I think that is quite important to people, that they like to know that it’s not just a sort of faceless entity behind the stuff they’re reading, they like to know who it is and also, maybe we’ll ask a few more slightly flippant questions or something like that that will be a bit more revealing.
Frequency and lockdown
So here we are in the throes of corona, and obviously, that means that everyone’s trying to do stuff that’s going to appeal to the lockdown audience and give them something else. We just figured that well, the one thing that we can do is do more of these podcasts. So I’ve introduced something which is a bit different.
Most of our podcasts have just been very straight, we find an interesting historian, we chat to them and we let them speak about their research. But we’ve dropped in a much more Q&A-based one. This is culling questions from our Twitter feed – We just put a shout out saying, ‘Tomorrow I’m going to speak to this guy about Roman Britain. What do you want to know about it?’
It’s a bit more educational, I suppose potentially useful for people who are homeschooling, but also enabling us to put out something on a Sunday, which is quite useful.
We’ve got our own studio set up with standard recording kit in there.
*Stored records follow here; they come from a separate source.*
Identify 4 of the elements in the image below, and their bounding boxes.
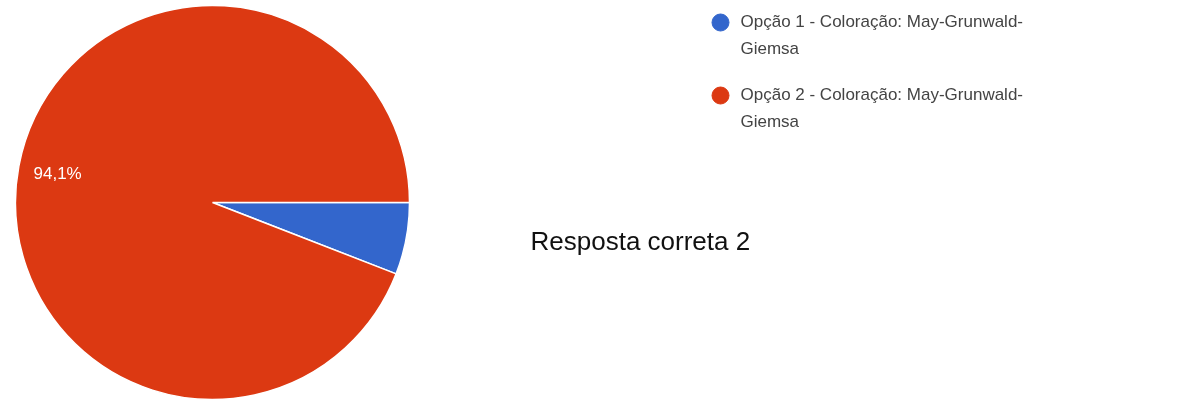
legend-label: Opção 1 - Coloração: May-Grunwald-Giemsa xyxy=(740,11,1024,59)
text: Resposta correta 2 xyxy=(530,225,751,256)
data-label: 94,1% xyxy=(33,163,82,183)
legend-label: Opção 2 - Coloração: May-Grunwald-Giemsa xyxy=(740,84,1024,132)
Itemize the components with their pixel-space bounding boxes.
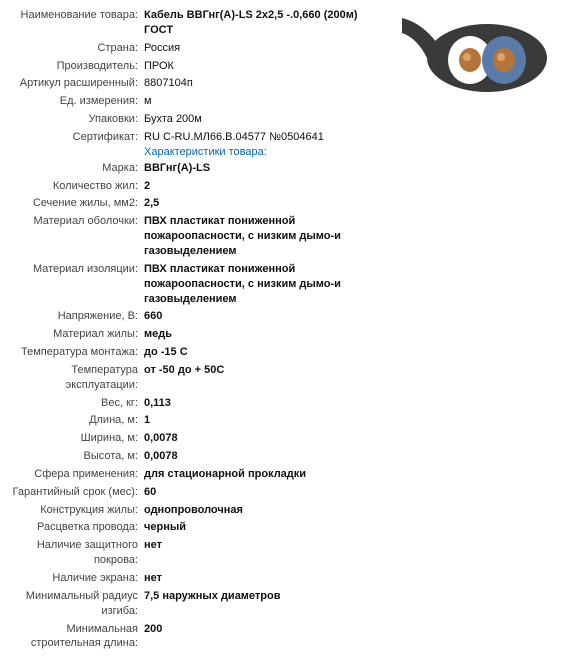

Quite a lot of our podcasts are out and about so particularly for history, we’ll often be going to historian’s houses or to museums. We don’t tend to do so much by way of walking around a castle with a historian, I don’t think we’re quite good enough in terms of outside broadcast to pull that off. But we will often record our conversations in someone else’s study or something like that, so we have the portable kit to do that.
At the moment, obviously, we’re doing things very differently. I mean we are literally under a blanket. But we’ve worked out quite a nice system – we send out mics and recorders to interviewees. We’re getting them couriered out then recording three-way; they record, I record, and then I record a conversation over the VOIP on the computer. So we’ve got three recordings that we splice together, which gives us pretty decent audio. It wasn’t my idea, it was my podcasts guys who came up with it, but it seems to work.
I think there is scope to do a bit more season or series type material. All our podcasts tend to float around, we cover one topic and then a completely different topic. I think probably we could settle down and do a week on the Vikings or something, particularly if we could tie in with a Netflix producer or if the BBC does a big series.
I do think there is probably something in the live events idea, just gathering some interesting historians in the room, and recording something a bit more conversational. Possibly a bit more current affairs based might be interesting. So you know, what’s going on in the world, and giving the historical perspective? That’s possibly somewhere there’s a bit of a gap.
Advice on starting up
I’d definitely say just keep it simple. Come up with a format that works.
And you’ve got to commit to doing it. There’s no point just doing one and then saying, ah that didn’t really work, or it was really hard work, or it wasn’t as good as I wanted it to be. You’ve got to commit to doing it for either a season, or to say we’re definitely going to do it every week, every fortnight. Establish some frequency and commit to doing it. You need to give it some time to grow, and to find its voice.
If you come at it from the print perspective, then I think you might need to just moderate your expectations a bit about what you’re able to do, and just deliver something that fits in with your editorial brand values.
If you’ve got people who are up for doing a roundtable type thing then go with that. If you’ve got people you think you could interview then go with that. Or, if there’s an entirely different way of approaching it, then fine. But just make sure that whatever it is, you can actually do on a regular basis without it being a massive imposition on your working day.